1. I would like the authors to provide the rationale for choosing the factors to perform the multivariate analyses. Some statistically significant factors from the univariate analyses were not included in the multivariate logistic regression, whilst some were included. For instance, bw < 5 kg and genetic syndrome. The factors such as asplenia, pre-clabsi bundle, cpb time were included despite non-statistically significant outcomes.
2. Table 2 demonstrated that the proportions of the major infections were not statistically different, reflecting the crude OR in Table 3. This should be clarified on why this was statistically significant after multivariate analyses, perhaps in the discussion section.
3. Another additional table outlining the proportion of patients with/without major infections would make a result section clearer and more robust.
4. Is it possible for the authors to clarify the reason for using age < 6 months as a stratification? Since the bathing bundles were performed in children > 2 months old.
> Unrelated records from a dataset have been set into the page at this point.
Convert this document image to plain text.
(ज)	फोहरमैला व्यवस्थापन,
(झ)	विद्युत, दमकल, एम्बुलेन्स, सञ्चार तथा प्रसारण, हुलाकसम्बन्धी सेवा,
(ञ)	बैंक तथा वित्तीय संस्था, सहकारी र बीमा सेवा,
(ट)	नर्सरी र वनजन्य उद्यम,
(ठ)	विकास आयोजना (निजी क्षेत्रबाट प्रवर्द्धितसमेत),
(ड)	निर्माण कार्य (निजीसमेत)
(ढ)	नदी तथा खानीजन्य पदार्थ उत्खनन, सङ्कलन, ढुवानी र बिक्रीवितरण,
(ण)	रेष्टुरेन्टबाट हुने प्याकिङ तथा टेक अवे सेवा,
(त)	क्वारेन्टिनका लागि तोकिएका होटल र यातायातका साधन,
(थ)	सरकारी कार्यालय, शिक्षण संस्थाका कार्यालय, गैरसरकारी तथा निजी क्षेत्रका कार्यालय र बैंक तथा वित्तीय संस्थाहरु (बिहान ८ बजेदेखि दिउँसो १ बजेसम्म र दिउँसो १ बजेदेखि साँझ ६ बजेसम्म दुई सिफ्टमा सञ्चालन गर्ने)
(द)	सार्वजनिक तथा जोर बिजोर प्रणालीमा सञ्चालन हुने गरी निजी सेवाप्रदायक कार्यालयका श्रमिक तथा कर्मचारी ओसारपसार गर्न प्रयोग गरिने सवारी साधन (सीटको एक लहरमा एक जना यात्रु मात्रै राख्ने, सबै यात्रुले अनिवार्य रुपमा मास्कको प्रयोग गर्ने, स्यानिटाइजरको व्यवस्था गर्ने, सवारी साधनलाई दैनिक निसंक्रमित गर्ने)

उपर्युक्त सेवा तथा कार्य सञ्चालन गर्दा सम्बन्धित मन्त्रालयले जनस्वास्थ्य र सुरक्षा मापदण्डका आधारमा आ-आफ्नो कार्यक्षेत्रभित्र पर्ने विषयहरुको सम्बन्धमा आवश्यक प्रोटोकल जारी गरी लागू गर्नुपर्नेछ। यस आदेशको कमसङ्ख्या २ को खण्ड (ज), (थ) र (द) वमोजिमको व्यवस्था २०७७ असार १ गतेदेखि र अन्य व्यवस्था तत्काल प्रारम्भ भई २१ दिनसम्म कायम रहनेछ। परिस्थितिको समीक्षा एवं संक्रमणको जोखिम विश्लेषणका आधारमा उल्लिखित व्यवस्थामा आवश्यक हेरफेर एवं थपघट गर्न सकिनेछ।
Would the results be different with the alteration of stratification?
5. A subgroup analysis of bloodstream infection (BSI) alone rather than all major infections might strengthen the effectiveness of the bundles.
6. Conclusion
"The implementation of the CLABSI prevention bundle in our pediatric CCS unit resulted
in important reductions in the incidence proportion of BSI and VAP." I think by including VAP in this statement might be slightly overrated. Please consider certain changes.
7. Does the authors observed any skin irritation effect from the implementation of bundles of chlorhexidine bathing?

Additional comments

Thank you for inviting me to review this manuscript. I wished the authors best of luck in their work.